Why spiders don’t stick to their webs
THE ARCHITECTS OF the creepy-crawly world, spiders are masters of constructing sticky webs to ensnare prey.
The web of a garden orb weaving spider (a group with more than 100 known species in Australia) is nothing short of an engineering feat. The webs, often built between two trees, have a core net structure more than 1m across, but the total web can stretch over several metres.
“The web itself comprises quite a number of different kinds of silk,” says Professor Mark Elgar, a zoologist from the University of Melbourne. “Non-sticky structural silk is used as the scaffold of the web, while the sticky silk makes up the spiral of the capture area.”
How a spider walks across its web
But what stops the spiders themselves from becoming entangled?

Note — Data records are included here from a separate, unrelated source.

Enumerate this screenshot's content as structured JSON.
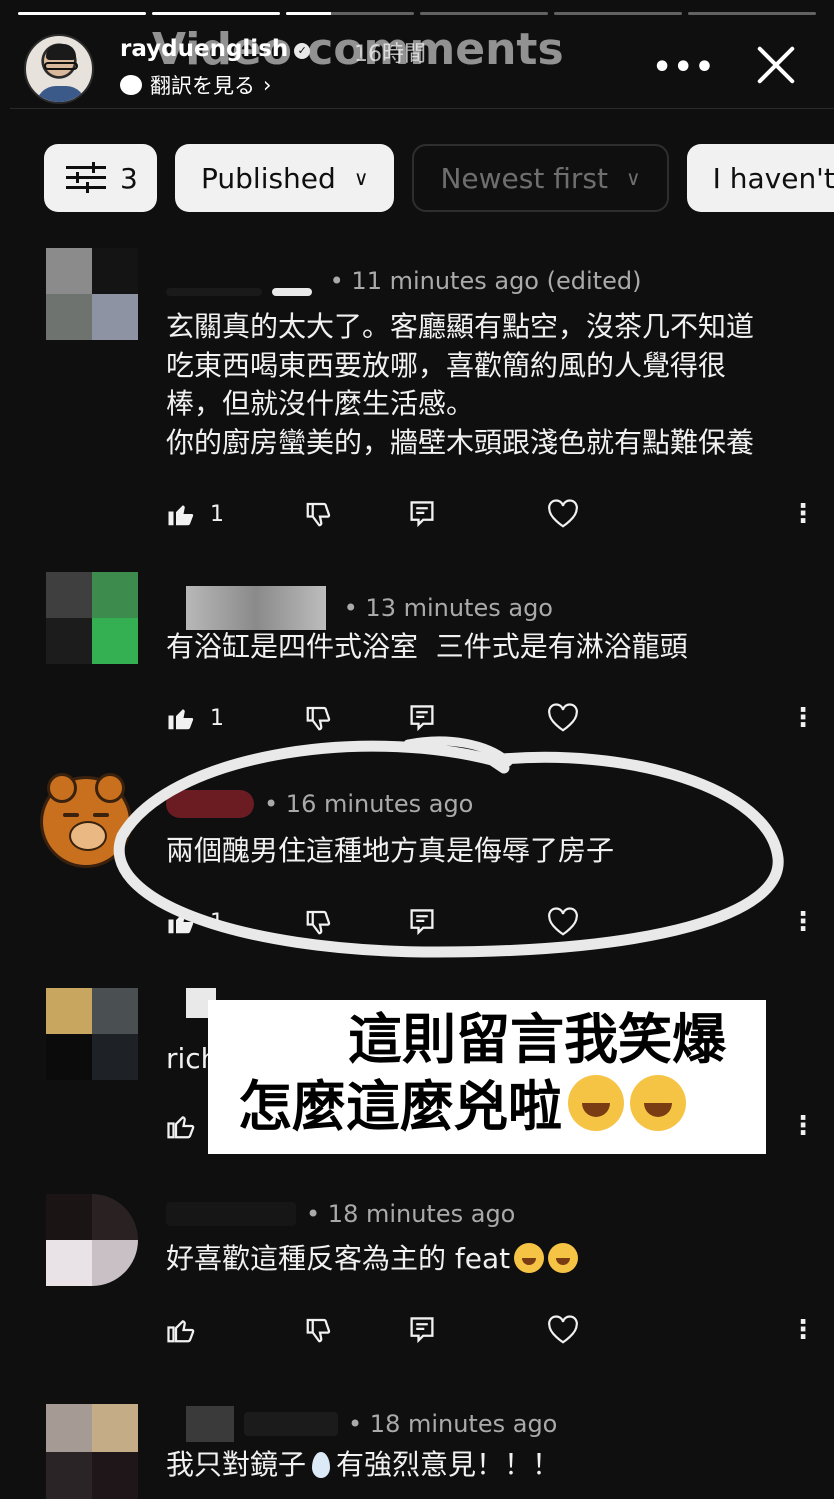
{
  "story": {
    "progress": [
      1,
      1,
      0.35,
      0,
      0,
      0
    ],
    "username": "rayduenglish",
    "time": "16時間",
    "translate_label": "翻訳を見る",
    "overlay_title": "Video comments",
    "more_label": "•••"
  },
  "filters": {
    "filter_count": "3",
    "status": "Published",
    "sort": "Newest first",
    "response": "I haven't"
  },
  "comments": [
    {
      "time": "11 minutes ago (edited)",
      "text": "玄關真的太大了。客廳顯有點空，沒茶几不知道\n吃東西喝東西要放哪，喜歡簡約風的人覺得很\n棒，但就沒什麼生活感。\n你的廚房蠻美的，牆壁木頭跟淺色就有點難保養",
      "likes": "1"
    },
    {
      "time": "13 minutes ago",
      "text": "有浴缸是四件式浴室  三件式是有淋浴龍頭",
      "likes": "1"
    },
    {
      "time": "16 minutes ago",
      "text": "兩個醜男住這種地方真是侮辱了房子",
      "likes": "1"
    },
    {
      "time": "",
      "text": "rich",
      "likes": ""
    },
    {
      "time": "18 minutes ago",
      "text": "好喜歡這種反客為主的 feat",
      "likes": ""
    },
    {
      "time": "18 minutes ago",
      "text_a": "我只對鏡子",
      "text_b": "有強烈意見！！！",
      "likes": ""
    }
  ],
  "caption": {
    "line1": "這則留言我笑爆",
    "line2": "怎麼這麼兇啦"
  },
  "colors": {
    "background": "#0f0f0f",
    "chip_light": "#f1f1f1",
    "meta_gray": "#aaaaaa"
  }
}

To move across its web, a spider scurries across the non-sticky structural silk, gripping the threads with an intricate layer of hairs and claws on its tarsi (feet).
The hairs allow the spider to have little direct contact with the web, while the claws ensure it can securely grip each thread, preventing it from falling out of the web.
The reason that prey, such as flies, become entangled in the web is that – unlike the spider, which only touches the web with the tips of its tarsi – a large part of the surface area of the prey’s body makes contact with the sticky threads.
This is, of course, the same for us, Mark says. “If you walk into an orb weaver’s web, it becomes very difficult to disentangle your face; on the other hand, you can run your finger along any part of the silk without your finger becoming entangled.”